Esta vez Carla Peterson en un escenario de sueños junto a un viaje en el “Crucero Vitamina”, hace escalas en puertos exclusivos. A bordo los emblemas son ley: rayas, ondas, lunares, nudos, cordones…Los vestidos son breves, vuelan con la brisa, gasas, linos y cloqués son las texturas funcionales para incitar a la levedad.Mucha piel dorada y accesorios sofisticados como los big bags, sautoirs de perlas y gafas exclusivas de gran formato. Al atardecer ideal para abrigos livianos, chalecos y chaquetas con hombros subrayados.
La paleta cromática refiere a el mar y la playa. El marino profundo hace lugar con tomate y acepta al crudo como componente de la trilogía. Es la sintonía que acude a los años ’40.
En Vitamina el color es sustancial a la hora de hablar de las formas, las cuales son construcciones con escotes sugeridos, cinturas marcadas, aplicaciones tales como funces y volados. Lo esencial femenino es sutil, vital y elegante.

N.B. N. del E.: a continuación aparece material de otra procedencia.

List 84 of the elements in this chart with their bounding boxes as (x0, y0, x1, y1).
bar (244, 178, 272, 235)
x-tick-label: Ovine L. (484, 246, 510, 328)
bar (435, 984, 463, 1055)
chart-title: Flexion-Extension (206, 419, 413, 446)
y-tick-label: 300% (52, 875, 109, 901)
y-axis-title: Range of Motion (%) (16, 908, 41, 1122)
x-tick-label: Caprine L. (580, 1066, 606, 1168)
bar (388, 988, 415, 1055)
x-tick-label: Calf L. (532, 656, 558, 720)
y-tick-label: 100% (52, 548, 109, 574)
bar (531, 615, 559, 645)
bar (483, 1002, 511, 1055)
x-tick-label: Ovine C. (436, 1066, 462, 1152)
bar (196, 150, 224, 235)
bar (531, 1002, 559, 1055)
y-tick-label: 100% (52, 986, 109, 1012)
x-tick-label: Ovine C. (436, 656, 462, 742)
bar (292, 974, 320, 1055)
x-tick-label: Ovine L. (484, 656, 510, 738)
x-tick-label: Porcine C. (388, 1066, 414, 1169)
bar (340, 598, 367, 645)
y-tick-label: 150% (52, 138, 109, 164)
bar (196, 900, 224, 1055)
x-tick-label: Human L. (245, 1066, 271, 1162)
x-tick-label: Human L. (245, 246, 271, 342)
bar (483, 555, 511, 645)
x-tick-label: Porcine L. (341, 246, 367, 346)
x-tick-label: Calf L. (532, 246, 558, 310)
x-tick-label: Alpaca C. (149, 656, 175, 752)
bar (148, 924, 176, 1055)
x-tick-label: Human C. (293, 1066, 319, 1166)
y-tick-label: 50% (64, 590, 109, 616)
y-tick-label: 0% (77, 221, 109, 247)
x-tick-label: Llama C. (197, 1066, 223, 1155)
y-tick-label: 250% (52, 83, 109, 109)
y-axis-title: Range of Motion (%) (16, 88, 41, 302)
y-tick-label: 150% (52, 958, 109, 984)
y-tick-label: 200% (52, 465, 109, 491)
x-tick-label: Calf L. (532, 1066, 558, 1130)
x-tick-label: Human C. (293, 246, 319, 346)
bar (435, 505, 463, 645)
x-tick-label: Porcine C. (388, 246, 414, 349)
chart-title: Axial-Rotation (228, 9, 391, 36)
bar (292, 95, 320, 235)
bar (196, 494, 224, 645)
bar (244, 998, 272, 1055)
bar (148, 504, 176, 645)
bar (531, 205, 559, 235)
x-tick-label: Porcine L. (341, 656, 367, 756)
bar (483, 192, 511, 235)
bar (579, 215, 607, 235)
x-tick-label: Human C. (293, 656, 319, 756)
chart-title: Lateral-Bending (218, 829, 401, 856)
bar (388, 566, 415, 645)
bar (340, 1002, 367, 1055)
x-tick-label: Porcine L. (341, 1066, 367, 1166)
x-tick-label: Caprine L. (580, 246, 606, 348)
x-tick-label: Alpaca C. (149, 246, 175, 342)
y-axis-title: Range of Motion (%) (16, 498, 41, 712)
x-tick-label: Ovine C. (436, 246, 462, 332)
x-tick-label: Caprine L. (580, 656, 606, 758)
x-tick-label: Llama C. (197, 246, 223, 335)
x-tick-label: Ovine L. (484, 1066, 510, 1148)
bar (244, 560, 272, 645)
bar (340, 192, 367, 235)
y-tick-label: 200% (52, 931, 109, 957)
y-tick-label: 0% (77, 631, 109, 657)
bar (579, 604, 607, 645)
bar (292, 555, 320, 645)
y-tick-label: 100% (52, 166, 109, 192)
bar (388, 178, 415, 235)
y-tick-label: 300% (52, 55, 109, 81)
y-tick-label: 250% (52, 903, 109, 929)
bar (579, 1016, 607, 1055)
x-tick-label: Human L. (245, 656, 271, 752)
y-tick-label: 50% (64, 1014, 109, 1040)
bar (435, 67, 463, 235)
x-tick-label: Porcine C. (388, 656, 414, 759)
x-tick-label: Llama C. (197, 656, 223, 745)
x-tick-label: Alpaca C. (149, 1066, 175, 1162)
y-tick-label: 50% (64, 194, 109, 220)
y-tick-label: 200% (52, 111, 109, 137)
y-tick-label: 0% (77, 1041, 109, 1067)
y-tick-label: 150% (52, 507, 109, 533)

La secuencias a bordo hablan de los jeans blancos, las camisetas rayadas con detalles de pasamanería, los tops y las camisolas con texturas vintage.
Y para la noche se adopta el negro, el crudo, el rosa pétalo y con esa gama juega a la sofisticación más libre de las gasas, los encajes y los juegos de luces.
En la travesía Primavera – Verano Vitamina brilla con color y frescura, llegando a destino con su estilo alegre, clásico y relajado.